O livro, em suma, baseia-se no famoso conceito de outro escritor aventureiro e usuário de drogas, Arthur Rimbaud: “a disfunção sistemática de todos os sentidos”.
É tentador especular sobre a inspiração que London retirou de outros vários acontecimentos misteriosos que rondavam os círculos boêmios da Área da Baía de São Francisco no anos 1910. Era uma época na qual os membros da Ordo Templi Orientis, de Aleister Crowley, se encontraria com a primeira onda de budistas americanos, ou uma Gertrude Stein jovem cruzaria o caminho de John Muir. O andarilho das estrelas certamente canaliza o momento cosmopolita de São Francisco nessa era pré-Primeira Guerra Mundial. A projeção astral de Standing toma emprestada a estética dos ocultistas pós-vitorianos, refletindo, através das suas viagens astrais, o fascínio de London pelas terras do outro lado do Pacífico. Em uma passagem, Standing tenta usar seu conhecimento bizarramente específico sobre kimchi (“o melhor kimchi é feito pelas mulheres de Wosan”) para convencer os outros detentos que se conectou, em uma vida passada, com um marinheiro naufragado na Coreia “que, por meio de vários nascimentos e mortes, deixou suas experiências de herança para mim, Darrell Standing.”
Há algo aqui do desejo do Jack London de dezoito anos de ser o que chamava de “comerciante de ideias”. Lendo por volta de dezenove horas por dia (segundo sua contagem duvidosa), London estudou para os exames de admissão da Universidade da Califórnia, em Berkeley com tanto afinco que parecia querer esquecer de si, desejando mentalmente habitar outras vidas através dos livros.
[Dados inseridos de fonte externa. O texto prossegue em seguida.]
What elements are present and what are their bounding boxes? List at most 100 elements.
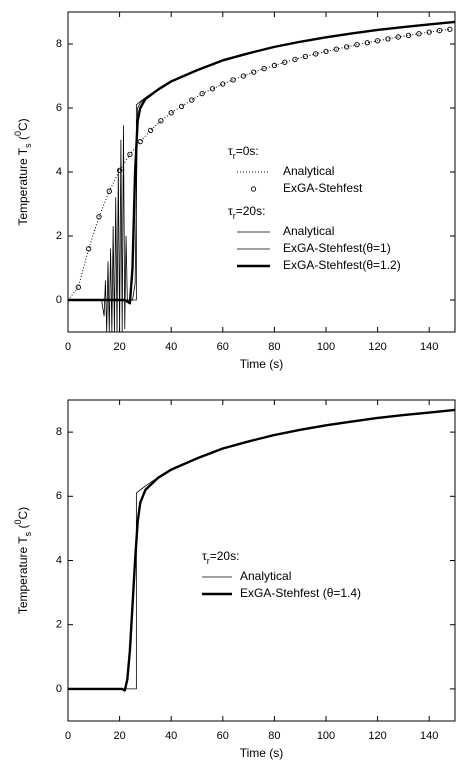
x-tick-label: 60 xyxy=(217,730,229,742)
marker xyxy=(168,110,174,116)
marker xyxy=(127,151,133,158)
x-tick-label: 120 xyxy=(368,730,386,742)
text-part: τ xyxy=(228,204,233,218)
x-tick-label: 60 xyxy=(217,341,229,353)
marker xyxy=(302,53,309,60)
text-part: ( xyxy=(16,136,30,143)
text-part: r xyxy=(207,556,210,566)
marker xyxy=(333,46,339,52)
y-tick-label: 6 xyxy=(56,490,62,502)
x-tick-label: 100 xyxy=(317,341,335,353)
x-tick-label: 20 xyxy=(113,341,125,353)
marker xyxy=(85,246,92,252)
text-part: =0s: xyxy=(236,144,259,158)
legend-marker xyxy=(250,186,257,192)
marker xyxy=(426,29,432,35)
marker xyxy=(405,32,412,39)
x-tick-label: 40 xyxy=(165,730,177,742)
marker xyxy=(251,69,257,75)
marker xyxy=(292,56,298,63)
marker xyxy=(282,59,288,65)
y-tick-label: 2 xyxy=(56,619,62,631)
legend-label: Analytical xyxy=(240,569,291,583)
text-part: r xyxy=(233,151,236,161)
marker xyxy=(147,127,154,134)
marker xyxy=(75,284,81,290)
x-tick-label: 20 xyxy=(113,730,125,742)
text-part: 0 xyxy=(13,131,23,136)
text-part: Temperature T xyxy=(16,536,30,614)
y-tick-label: 4 xyxy=(56,166,62,178)
series-line xyxy=(68,408,455,692)
marker xyxy=(199,90,205,97)
text-part: =20s: xyxy=(210,549,240,563)
x-axis-label: Time (s) xyxy=(240,357,284,371)
marker xyxy=(374,38,381,44)
y-tick-label: 8 xyxy=(56,426,62,438)
text-part: s xyxy=(23,531,33,536)
panel: 0 20 40 60 80 100 120 140 0 2 4 6 8 Time (s) Temperatu… xyxy=(13,11,456,371)
marker xyxy=(137,138,143,145)
y-axis-label: Temperature Ts (0C) xyxy=(13,118,33,225)
marker xyxy=(271,62,278,69)
x-tick-label: 140 xyxy=(420,341,438,353)
marker xyxy=(436,27,443,34)
marker xyxy=(385,36,391,42)
legend: τr=20s:Analytical ExGA-Stehfest (θ=1.4) xyxy=(202,549,361,600)
x-tick-label: 40 xyxy=(165,341,177,353)
marker xyxy=(189,97,195,103)
x-tick-label: 0 xyxy=(65,730,71,742)
text-part: C) xyxy=(16,118,30,131)
marker xyxy=(96,214,102,220)
marker xyxy=(416,31,422,37)
marker xyxy=(261,65,267,72)
legend-title: τr=20s: xyxy=(202,549,239,566)
plot-frame xyxy=(67,399,456,722)
marker xyxy=(364,40,370,46)
marker xyxy=(240,73,247,79)
x-tick-label: 80 xyxy=(268,730,280,742)
marker xyxy=(323,48,329,55)
series-line xyxy=(68,28,450,301)
text-part: =20s: xyxy=(236,204,266,218)
marker xyxy=(313,51,319,57)
legend-label: ExGA-Stehfest xyxy=(283,181,363,195)
x-tick-label: 100 xyxy=(317,730,335,742)
plot-area xyxy=(68,20,455,332)
legend-label: ExGA-Stehfest(θ=1.2) xyxy=(283,258,401,272)
y-tick-label: 2 xyxy=(56,230,62,242)
text-part: C) xyxy=(16,507,30,520)
marker xyxy=(116,167,123,174)
x-tick-label: 120 xyxy=(368,341,386,353)
text-part: r xyxy=(233,211,236,221)
marker xyxy=(158,118,164,124)
marker xyxy=(209,86,216,92)
legend-label: Analytical xyxy=(283,224,334,238)
legend-title: τr=20s: xyxy=(228,204,265,221)
text-part: s xyxy=(23,143,33,148)
marker xyxy=(395,34,401,40)
legend: τr=0s:AnalyticalExGA-Stehfestτr=20s:Anal… xyxy=(228,144,401,272)
series-line xyxy=(68,409,455,690)
marker xyxy=(220,81,226,87)
panel: 0 20 40 60 80 100 120 140 0 2 4 6 8 Time (s) Temperatu… xyxy=(13,399,456,760)
y-axis-label: Temperature Ts (0C) xyxy=(13,507,33,614)
text-part: τ xyxy=(202,549,207,563)
series-line xyxy=(68,20,455,305)
legend-title: τr=0s: xyxy=(228,144,259,161)
legend-label: ExGA-Stehfest (θ=1.4) xyxy=(240,586,361,600)
marker xyxy=(447,26,453,32)
text-part: τ xyxy=(228,144,233,158)
y-tick-label: 4 xyxy=(56,554,62,566)
legend-label: ExGA-Stehfest(θ=1) xyxy=(283,241,391,255)
marker xyxy=(106,188,112,194)
y-tick-label: 0 xyxy=(56,294,62,306)
y-tick-label: 6 xyxy=(56,102,62,114)
marker xyxy=(178,103,185,110)
text-part: 0 xyxy=(13,520,23,525)
marker xyxy=(230,77,236,83)
x-tick-label: 140 xyxy=(420,730,438,742)
text-part: Temperature T xyxy=(16,147,30,225)
x-tick-label: 0 xyxy=(65,341,71,353)
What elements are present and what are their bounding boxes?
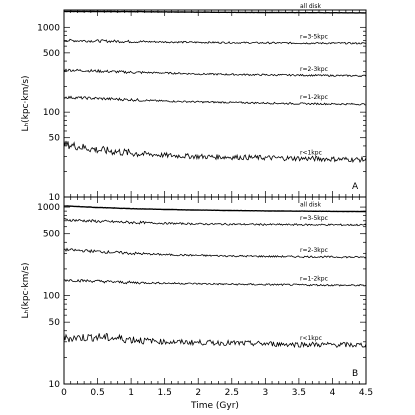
x-tick-label: 2 [195,388,201,398]
panel-A-y-tick-label: 10 [49,193,61,203]
panel-A-y-tick-label: 1000 [37,23,60,33]
x-tick-label: 4.5 [359,388,373,398]
x-axis-title: Time (Gyr) [190,401,239,411]
panel-A-y-axis-title: Lₕ(kpc·km/s) [21,75,31,131]
panel-B-series-label: r=2-3kpc [300,247,328,254]
x-tick-label: 3.5 [292,388,306,398]
panel-B-series-line [63,218,367,227]
panel-A-series-line [63,140,367,163]
panel-A-series-label: r=2-3kpc [300,66,328,73]
x-tick-label: 2.5 [225,388,239,398]
panel-A-series-line [64,10,367,14]
panel-B-letter: B [352,369,358,379]
x-tick-label: 3 [262,388,268,398]
panel-B-series-line [64,205,367,213]
panel-B-series-label: r<1kpc [300,335,322,342]
panel-B-y-tick-label: 500 [43,230,60,240]
panel-A-y-tick-label: 100 [43,108,60,118]
panel-A-series-label: r=1-2kpc [300,94,328,101]
x-tick-label: 0 [61,388,67,398]
x-tick-label: 0.5 [90,388,104,398]
panel-A-series-line [63,95,367,106]
panel-B-y-tick-label: 50 [49,318,61,328]
panel-A-y-tick-label: 50 [49,134,61,144]
panel-A-letter: A [352,182,359,192]
panel-A-series-label: r=3-5kpc [300,33,328,40]
panel-A-series-label: all disk [300,3,322,10]
panel-B-y-tick-label: 10 [49,380,61,390]
x-tick-label: 1.5 [158,388,172,398]
panel-A-series-line [63,38,367,45]
panel-B-series-label: r=1-2kpc [300,275,328,282]
x-tick-label: 1 [128,388,134,398]
panel-A-series-label: r<1kpc [300,150,322,157]
panel-B-series-line [63,332,367,349]
panel-B-y-axis-title: Lₕ(kpc·km/s) [21,262,31,318]
panel-B-series-line [63,278,367,287]
panel-A-y-tick-label: 500 [43,49,60,59]
panel-B-frame [63,196,367,385]
panel-B-series-line [63,247,367,259]
panel-B-y-tick-label: 100 [43,292,60,302]
panel-B-y-tick-label: 1000 [37,203,60,213]
x-tick-label: 4 [330,388,336,398]
panel-B-series-label: r=3-5kpc [300,215,328,222]
panel-B-series-label: all disk [300,202,322,209]
panel-A-series-line [63,68,367,78]
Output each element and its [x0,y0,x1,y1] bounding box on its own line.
Standing traça um passo além: com sua projeção astral, ele se torna participante das outras vidas, chamando o leitor consigo.
Esse desejo de acessar outros mundos veio da obsessão autodidata de London pelo seu alcoolismo incontrolável. Como London disse em 1913, há dois tipos de alcoólatras: o primeiro é composto por aqueles que bebem para entorpecer a consciência, abandonar a realidade em detrimento dos “elefantes-rosa” (aparentemente, o primeiro registro impresso da expressão); o segundo busca um cérebro bêbado, e não um corpo — ir ao encontro da criatividade em vez do esquecimento. London se considerava dentro do segundo grupo, e podemos ler O andarilho das estrelas como uma extensão da exploração das próprias tentativas de London de aproveitar a privação sensorial para fins criativos.
Darrell Standing também relaciona suas projeções astrais e visões alucinantes com o que “os drogados curtem em sonhos narcóticos e delírios”. Essa também era uma válvula de escape que London conhecia bem. Seu biógrafo mais recente, Alex Kershaw, descreve o estoque de London — “estricnina, sulfato de estrôncio, acônito, beladona, morfina” e ópio — como “o objeto mais importante da sua vida”.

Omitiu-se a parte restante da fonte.